L’émigration irrégulière entre crise de l’emploi et mal gouvernance

Par : Dr Ndongo Mané Kébé

Depuis quelques temps, on note une recrudescence de l’émigration irrégulière. Il est clair que le facteur explicatif premier à ce phénomène qui est évoqué, est d’ordre économique car le Sénégal est un pays « très stable » et que la seule violence que subissent les populations, et qui les chasse du pays, elle est économique.
La crise de l’emploi que connait le Sénégal est sans doute la plus profonde depuis des décennies. Non seulement il y a un déficit d’emplois, mais le peu d’emplois qu’il y a n’est pas décent. Ce qui accroit la précarité des populations au moment où le coût de la vie monte en flèche.
Le développement du secteur informel indique à suffisance un mal être profond de l’économie du pays caractérisée pas un cadre peu propice à l’investissement et à la création d’emplois, dans lequel le secteur privé national est moribond.
Cela offre des perspectives peu prometteuses pour l’avenir des jeunes qui restent au pays. Ces derniers ne croient plus à la volonté des autorités de prendre à bras le corps leur situation précaire au regard de l’échec des nombreuses politiques d’emplois, la mal gouvernance, exacerbée par l’impunité et le manque de reddition des comptes dans la gestion des affaires publiques.

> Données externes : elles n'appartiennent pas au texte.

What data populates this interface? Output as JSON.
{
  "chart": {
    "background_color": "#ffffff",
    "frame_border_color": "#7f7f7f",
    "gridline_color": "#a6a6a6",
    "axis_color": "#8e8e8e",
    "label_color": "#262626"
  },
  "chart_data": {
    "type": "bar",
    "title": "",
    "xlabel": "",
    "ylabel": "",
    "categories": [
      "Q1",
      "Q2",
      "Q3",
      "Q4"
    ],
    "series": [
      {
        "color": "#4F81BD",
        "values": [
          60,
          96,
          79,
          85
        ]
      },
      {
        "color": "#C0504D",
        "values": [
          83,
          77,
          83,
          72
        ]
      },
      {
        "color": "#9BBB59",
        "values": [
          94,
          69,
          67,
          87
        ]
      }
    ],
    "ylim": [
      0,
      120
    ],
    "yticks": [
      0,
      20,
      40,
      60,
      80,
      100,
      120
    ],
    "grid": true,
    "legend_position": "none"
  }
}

A cela s’ajoute le bradage des ressources du pays dont les entreprises étrangères sont les seules à bénéficier d’un taux de croissance élevé tant chanté, depuis quelques années.
Ce qui fait que les inégalités sociales se creusent à des proportions exponentielles et que le travail n’est plus le moyen sûr de réussite.

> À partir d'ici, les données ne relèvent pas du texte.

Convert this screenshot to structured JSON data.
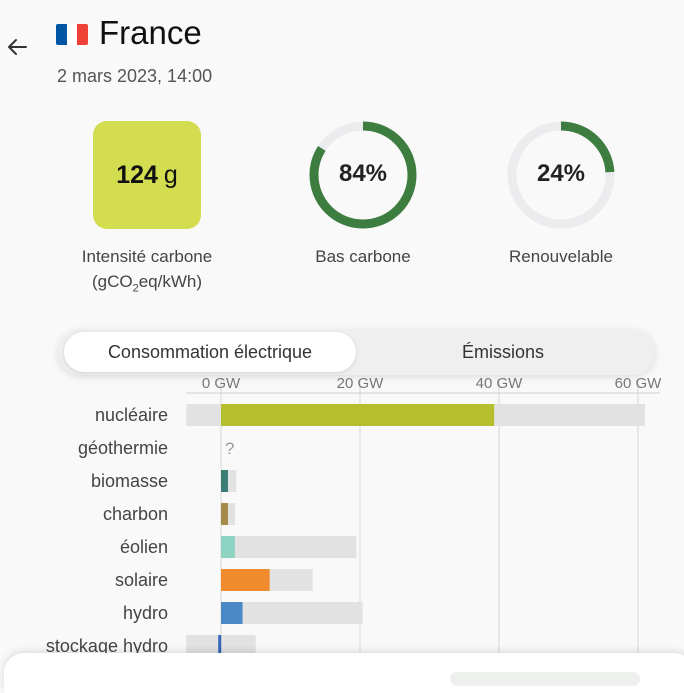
{
  "header": {
    "country": "France",
    "datetime": "2 mars 2023, 14:00",
    "flag_colors": [
      "#0055a4",
      "#ffffff",
      "#ef4135"
    ],
    "back_icon": "arrow-left-icon"
  },
  "metrics": {
    "intensity": {
      "value": "124",
      "unit": "g",
      "label_line1": "Intensité carbone",
      "label_line2_pre": "(gCO",
      "label_line2_sub": "2",
      "label_line2_post": "eq/kWh)",
      "color": "#d4dc50"
    },
    "low_carbon": {
      "text": "84%",
      "fraction": 0.84,
      "label": "Bas carbone",
      "color": "#3d7d3f"
    },
    "renewable": {
      "text": "24%",
      "fraction": 0.24,
      "label": "Renouvelable",
      "color": "#3d7d3f"
    }
  },
  "tabs": [
    {
      "label": "Consommation électrique",
      "active": true
    },
    {
      "label": "Émissions",
      "active": false
    }
  ],
  "chart_data": {
    "type": "bar",
    "x_ticks": [
      "0 GW",
      "20 GW",
      "40 GW",
      "60 GW"
    ],
    "xlim": [
      0,
      60
    ],
    "grid": true,
    "categories": [
      "nucléaire",
      "géothermie",
      "biomasse",
      "charbon",
      "éolien",
      "solaire",
      "hydro",
      "stockage hydro"
    ],
    "series": [
      {
        "values": [
          39.3,
          null,
          1.0,
          1.0,
          2.0,
          7.0,
          3.1,
          -0.4
        ]
      },
      {
        "values": [
          61.0,
          null,
          2.2,
          2.0,
          19.5,
          13.2,
          20.4,
          5.0
        ]
      }
    ],
    "negative_capacity": [
      -5.0,
      null,
      null,
      null,
      null,
      null,
      null,
      -5.0
    ],
    "bar_colors": [
      "#b5bf2e",
      "#999999",
      "#3a7d74",
      "#a68a4a",
      "#8fd3c2",
      "#ef8b2c",
      "#4a89c5",
      "#3566b8"
    ],
    "unknown_marker": "?"
  }
}
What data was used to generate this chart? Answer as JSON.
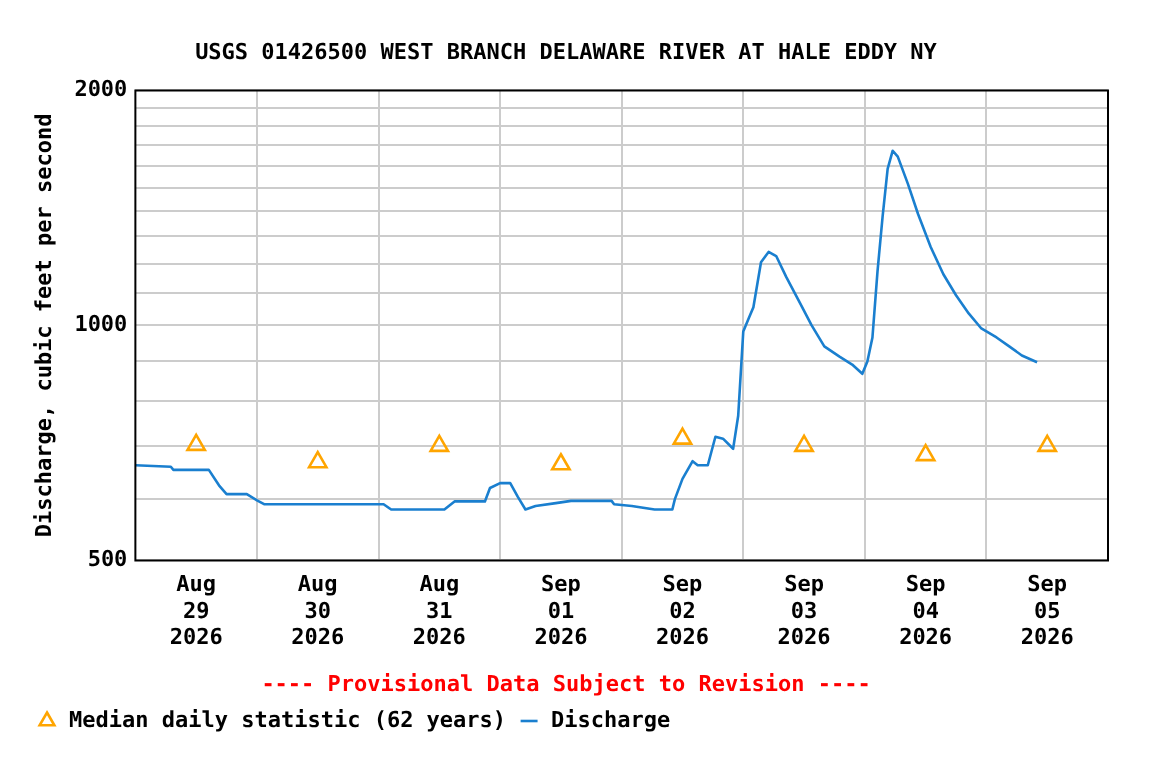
{
  "chart_data": {
    "type": "line",
    "title": "USGS 01426500 WEST BRANCH DELAWARE RIVER AT HALE EDDY NY",
    "ylabel": "Discharge, cubic feet per second",
    "log": true,
    "grid": true,
    "legend": "bottom",
    "ylim": [
      500,
      2000
    ],
    "yticks": [
      500,
      {
        "value": 600,
        "label": null
      },
      {
        "value": 700,
        "label": null
      },
      {
        "value": 800,
        "label": null
      },
      {
        "value": 900,
        "label": null
      },
      1000,
      {
        "value": 1100,
        "label": null
      },
      {
        "value": 1200,
        "label": null
      },
      {
        "value": 1300,
        "label": null
      },
      {
        "value": 1400,
        "label": null
      },
      {
        "value": 1500,
        "label": null
      },
      {
        "value": 1600,
        "label": null
      },
      {
        "value": 1700,
        "label": null
      },
      {
        "value": 1800,
        "label": null
      },
      {
        "value": 1900,
        "label": null
      },
      2000
    ],
    "xlim": [
      "2026-08-29T00:00",
      "2026-09-06T00:00"
    ],
    "xticks": [
      {
        "value": "2026-08-29T12:00",
        "label": "Aug\n29\n2026"
      },
      {
        "value": "2026-08-30T00:00",
        "label": null
      },
      {
        "value": "2026-08-30T12:00",
        "label": "Aug\n30\n2026"
      },
      {
        "value": "2026-08-31T00:00",
        "label": null
      },
      {
        "value": "2026-08-31T12:00",
        "label": "Aug\n31\n2026"
      },
      {
        "value": "2026-09-01T00:00",
        "label": null
      },
      {
        "value": "2026-09-01T12:00",
        "label": "Sep\n01\n2026"
      },
      {
        "value": "2026-09-02T00:00",
        "label": null
      },
      {
        "value": "2026-09-02T12:00",
        "label": "Sep\n02\n2026"
      },
      {
        "value": "2026-09-03T00:00",
        "label": null
      },
      {
        "value": "2026-09-03T12:00",
        "label": "Sep\n03\n2026"
      },
      {
        "value": "2026-09-04T00:00",
        "label": null
      },
      {
        "value": "2026-09-04T12:00",
        "label": "Sep\n04\n2026"
      },
      {
        "value": "2026-09-05T00:00",
        "label": null
      },
      {
        "value": "2026-09-05T12:00",
        "label": "Sep\n05\n2026"
      }
    ],
    "annotations": [
      "---- Provisional Data Subject to Revision ----"
    ],
    "series": [
      {
        "name": "Median daily statistic (62 years)",
        "type": "scatter",
        "marker": "triangle",
        "color": "#ffa500",
        "x": [
          "2026-08-29T12:00",
          "2026-08-30T12:00",
          "2026-08-31T12:00",
          "2026-09-01T12:00",
          "2026-09-02T12:00",
          "2026-09-03T12:00",
          "2026-09-04T12:00",
          "2026-09-05T12:00"
        ],
        "values": [
          703,
          668,
          701,
          664,
          716,
          701,
          682,
          701
        ]
      },
      {
        "name": "Discharge",
        "type": "line",
        "marker": "none",
        "line_style": "solid",
        "color": "#1a7fcf",
        "x": [
          "2026-08-29T00:00",
          "2026-08-29T07:00",
          "2026-08-29T07:30",
          "2026-08-29T14:30",
          "2026-08-29T16:30",
          "2026-08-29T18:00",
          "2026-08-29T22:00",
          "2026-08-30T00:00",
          "2026-08-30T01:30",
          "2026-08-31T01:00",
          "2026-08-31T02:30",
          "2026-08-31T13:00",
          "2026-08-31T15:00",
          "2026-08-31T21:00",
          "2026-08-31T22:00",
          "2026-09-01T00:00",
          "2026-09-01T02:00",
          "2026-09-01T03:30",
          "2026-09-01T05:00",
          "2026-09-01T07:00",
          "2026-09-01T11:00",
          "2026-09-01T14:00",
          "2026-09-01T22:00",
          "2026-09-01T22:30",
          "2026-09-02T02:00",
          "2026-09-02T06:30",
          "2026-09-02T10:00",
          "2026-09-02T10:30",
          "2026-09-02T12:00",
          "2026-09-02T14:00",
          "2026-09-02T15:00",
          "2026-09-02T17:00",
          "2026-09-02T18:30",
          "2026-09-02T20:00",
          "2026-09-02T22:00",
          "2026-09-02T23:00",
          "2026-09-03T00:00",
          "2026-09-03T01:00",
          "2026-09-03T02:00",
          "2026-09-03T03:30",
          "2026-09-03T05:00",
          "2026-09-03T06:30",
          "2026-09-03T08:30",
          "2026-09-03T11:00",
          "2026-09-03T13:30",
          "2026-09-03T16:00",
          "2026-09-03T19:00",
          "2026-09-03T21:30",
          "2026-09-03T23:30",
          "2026-09-04T00:30",
          "2026-09-04T01:30",
          "2026-09-04T02:30",
          "2026-09-04T03:30",
          "2026-09-04T04:30",
          "2026-09-04T05:30",
          "2026-09-04T06:30",
          "2026-09-04T08:30",
          "2026-09-04T10:30",
          "2026-09-04T13:00",
          "2026-09-04T15:30",
          "2026-09-04T18:00",
          "2026-09-04T20:30",
          "2026-09-04T23:00",
          "2026-09-05T02:00",
          "2026-09-05T04:30",
          "2026-09-05T07:00",
          "2026-09-05T10:00"
        ],
        "values": [
          662,
          659,
          653,
          653,
          624,
          608,
          608,
          597,
          590,
          590,
          581,
          581,
          595,
          595,
          619,
          628,
          628,
          603,
          581,
          587,
          592,
          596,
          596,
          590,
          587,
          581,
          581,
          599,
          636,
          670,
          662,
          662,
          720,
          716,
          695,
          766,
          982,
          1018,
          1055,
          1205,
          1242,
          1227,
          1153,
          1074,
          1000,
          940,
          912,
          891,
          867,
          899,
          965,
          1173,
          1377,
          1587,
          1674,
          1645,
          1518,
          1389,
          1260,
          1163,
          1093,
          1036,
          991,
          965,
          940,
          915,
          897
        ]
      }
    ]
  }
}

Cette situation est d’autant plus paradoxale qu’il y a plus de deux ans, l’Etat avait lancé le programme « Xeuyu ndawni » avec un budget de 450 milliards sur trois ans. A quelques mois de la fin de ce programme, la situation de l’emploi est plus que jamais préoccupante
Mais la raison n’est pas qu’économique. Aujourd’hui, plus que jamais, on a une combinaison de facteurs, à la fois économiques, politico-judiciaires, etc. qui rend encore plus sombre l’avenir des jeunes.
A cela s’ajoute une dimension sociologique du phénomène qui interpelle notre conception de l’emploi et de la réussite qui se traduit par une crise profonde de notre société où le matérialisme a pris le dessus sur tout et a fini de faire de la réussite une question de vie ou de mort.

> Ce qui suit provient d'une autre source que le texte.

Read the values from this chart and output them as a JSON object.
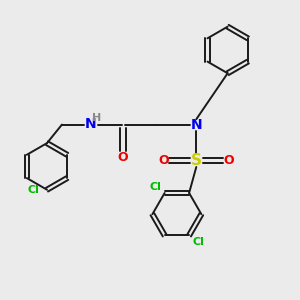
{
  "bg_color": "#ebebeb",
  "bond_color": "#1a1a1a",
  "bond_width": 1.4,
  "cl_color": "#00bb00",
  "n_color": "#0000ee",
  "o_color": "#ee0000",
  "s_color": "#cccc00",
  "h_color": "#888888",
  "font_size": 8,
  "figsize": [
    3.0,
    3.0
  ],
  "dpi": 100,
  "xlim": [
    0,
    10
  ],
  "ylim": [
    0,
    10
  ]
}
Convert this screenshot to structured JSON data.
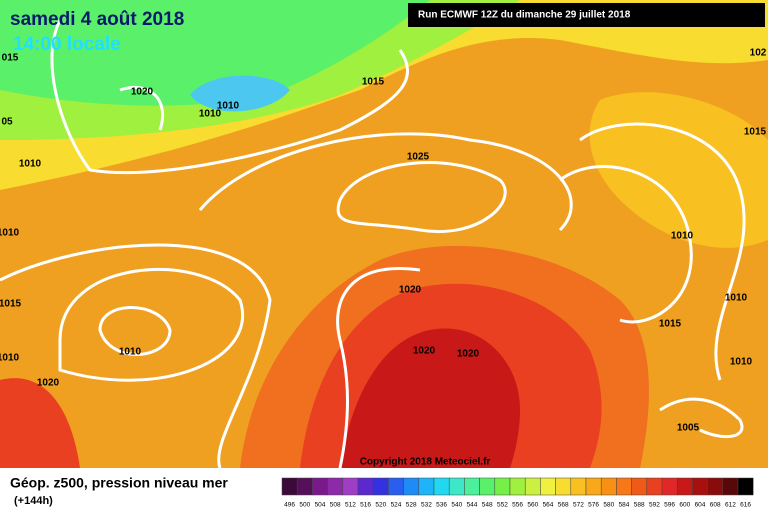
{
  "header": {
    "date": "samedi 4 août 2018",
    "time": "14:00 locale",
    "run": "Run ECMWF 12Z du dimanche 29 juillet 2018"
  },
  "map": {
    "copyright": "Copyright 2018 Meteociel.fr",
    "isobars": [
      "015",
      "1020",
      "1010",
      "1010",
      "1015",
      "05",
      "1010",
      "1025",
      "1010",
      "1010",
      "1015",
      "1010",
      "1020",
      "1020",
      "1020",
      "1020",
      "1015",
      "1010",
      "1010",
      "1005",
      "102",
      "1015",
      "1010"
    ]
  },
  "footer": {
    "title": "Géop. z500, pression niveau mer",
    "lead": "(+144h)"
  },
  "legend": {
    "ticks": [
      496,
      500,
      504,
      508,
      512,
      516,
      520,
      524,
      528,
      532,
      536,
      540,
      544,
      548,
      552,
      556,
      560,
      564,
      568,
      572,
      576,
      580,
      584,
      588,
      592,
      596,
      600,
      604,
      608,
      612,
      616
    ],
    "colors": [
      "#3b0a3a",
      "#56105a",
      "#7a1a8a",
      "#8c2aa8",
      "#9e3ec4",
      "#5a2ad0",
      "#3232e0",
      "#2a5ef0",
      "#1e8cf4",
      "#1eb4f8",
      "#22d8f0",
      "#3ce8c8",
      "#4cf09a",
      "#5af06a",
      "#74f048",
      "#a0f040",
      "#ccf040",
      "#f0f040",
      "#f8dc30",
      "#f8c020",
      "#f8a818",
      "#f89014",
      "#f87818",
      "#f05a18",
      "#e84020",
      "#e02828",
      "#c81818",
      "#a81010",
      "#880c0c",
      "#580808",
      "#000000"
    ]
  }
}
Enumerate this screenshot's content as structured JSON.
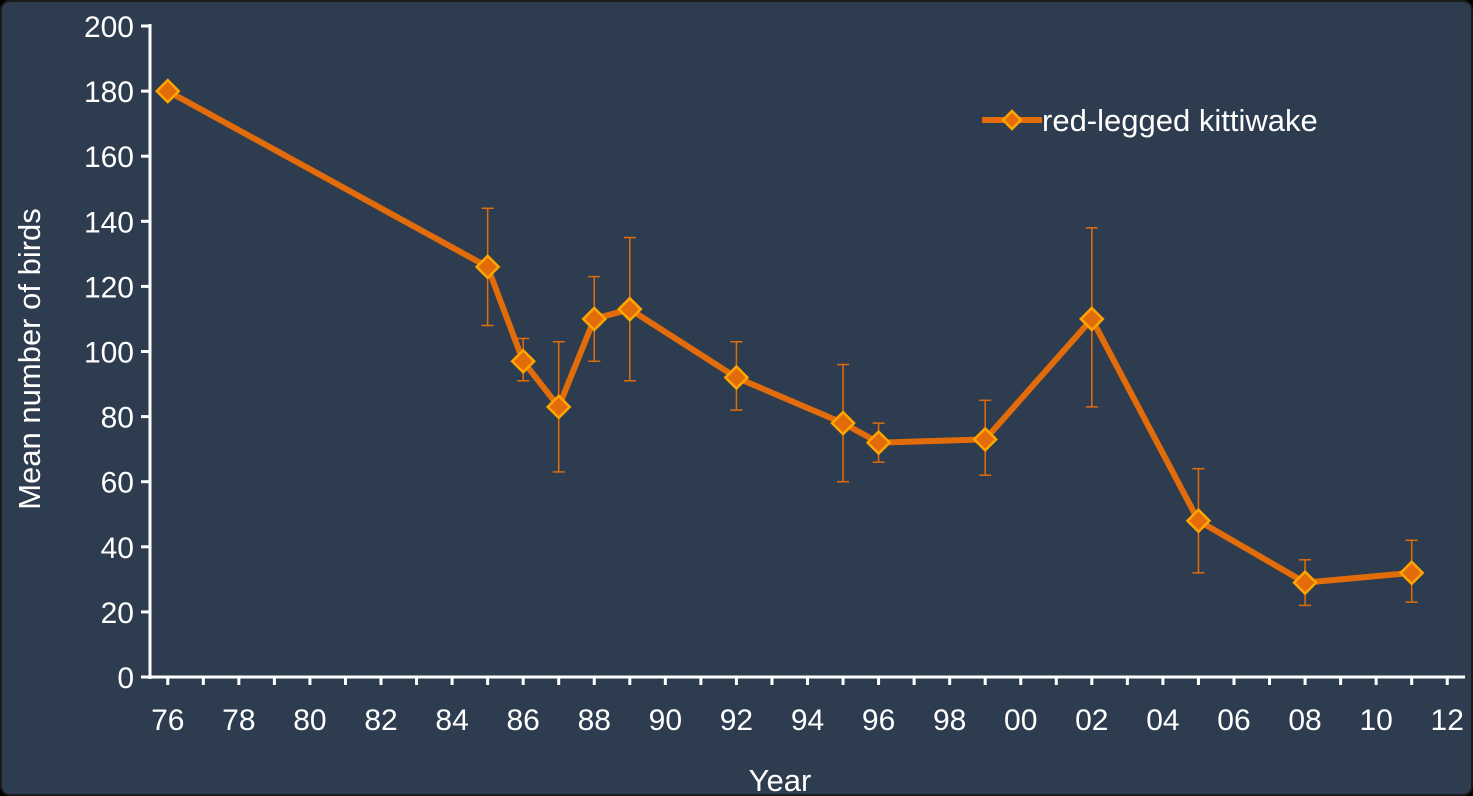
{
  "chart_data": {
    "type": "line",
    "title": "",
    "xlabel": "Year",
    "ylabel": "Mean number of birds",
    "xlim": [
      1975.5,
      2012.5
    ],
    "ylim": [
      0,
      200
    ],
    "y_ticks": [
      0,
      20,
      40,
      60,
      80,
      100,
      120,
      140,
      160,
      180,
      200
    ],
    "x_tick_labels": [
      "76",
      "78",
      "80",
      "82",
      "84",
      "86",
      "88",
      "90",
      "92",
      "94",
      "96",
      "98",
      "00",
      "02",
      "04",
      "06",
      "08",
      "10",
      "12"
    ],
    "x_tick_years": [
      1976,
      1978,
      1980,
      1982,
      1984,
      1986,
      1988,
      1990,
      1992,
      1994,
      1996,
      1998,
      2000,
      2002,
      2004,
      2006,
      2008,
      2010,
      2012
    ],
    "grid": false,
    "legend_position": "top-right",
    "series": [
      {
        "name": "red-legged kittiwake",
        "color": "#e36c0a",
        "marker_color": "#ffa500",
        "marker": "diamond",
        "x": [
          1976,
          1985,
          1986,
          1987,
          1988,
          1989,
          1992,
          1995,
          1996,
          1999,
          2002,
          2005,
          2008,
          2011
        ],
        "y": [
          180,
          126,
          97,
          83,
          110,
          113,
          92,
          78,
          72,
          73,
          110,
          48,
          29,
          32
        ],
        "error_low": [
          null,
          108,
          91,
          63,
          97,
          91,
          82,
          60,
          66,
          62,
          83,
          32,
          22,
          23
        ],
        "error_high": [
          null,
          144,
          104,
          103,
          123,
          135,
          103,
          96,
          78,
          85,
          138,
          64,
          36,
          42
        ]
      }
    ]
  }
}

Il s’agit d’une crise structurelle face à laquelle les déclarations d’intentions ne suffisent plus, l’hypocrisie et le populisme politique éhontés n’ont plus leur place au moment où le pays perd ses vaillants fils dans la mer et dans le désert.
La solution à cela viendra d’une approche intégrée du problème qui va questionner à la fois l’efficacité et l’efficience des politiques en matière d’emploi, la gouvernance des affaires publiques, le système éducatif et de formation, la culture de l’entreprenariat, le système financier, le cadre institutionnel d’accompagnement des PME, entre autres. Mais la construction d’une société solidaire et juste, avec un état de droit, qui donne les mêmes chances à tous, et où seul le travail est facteur de réussite, s’avère la fondation solide sans laquelle toute initiative dans ce sens serait un château de cartes.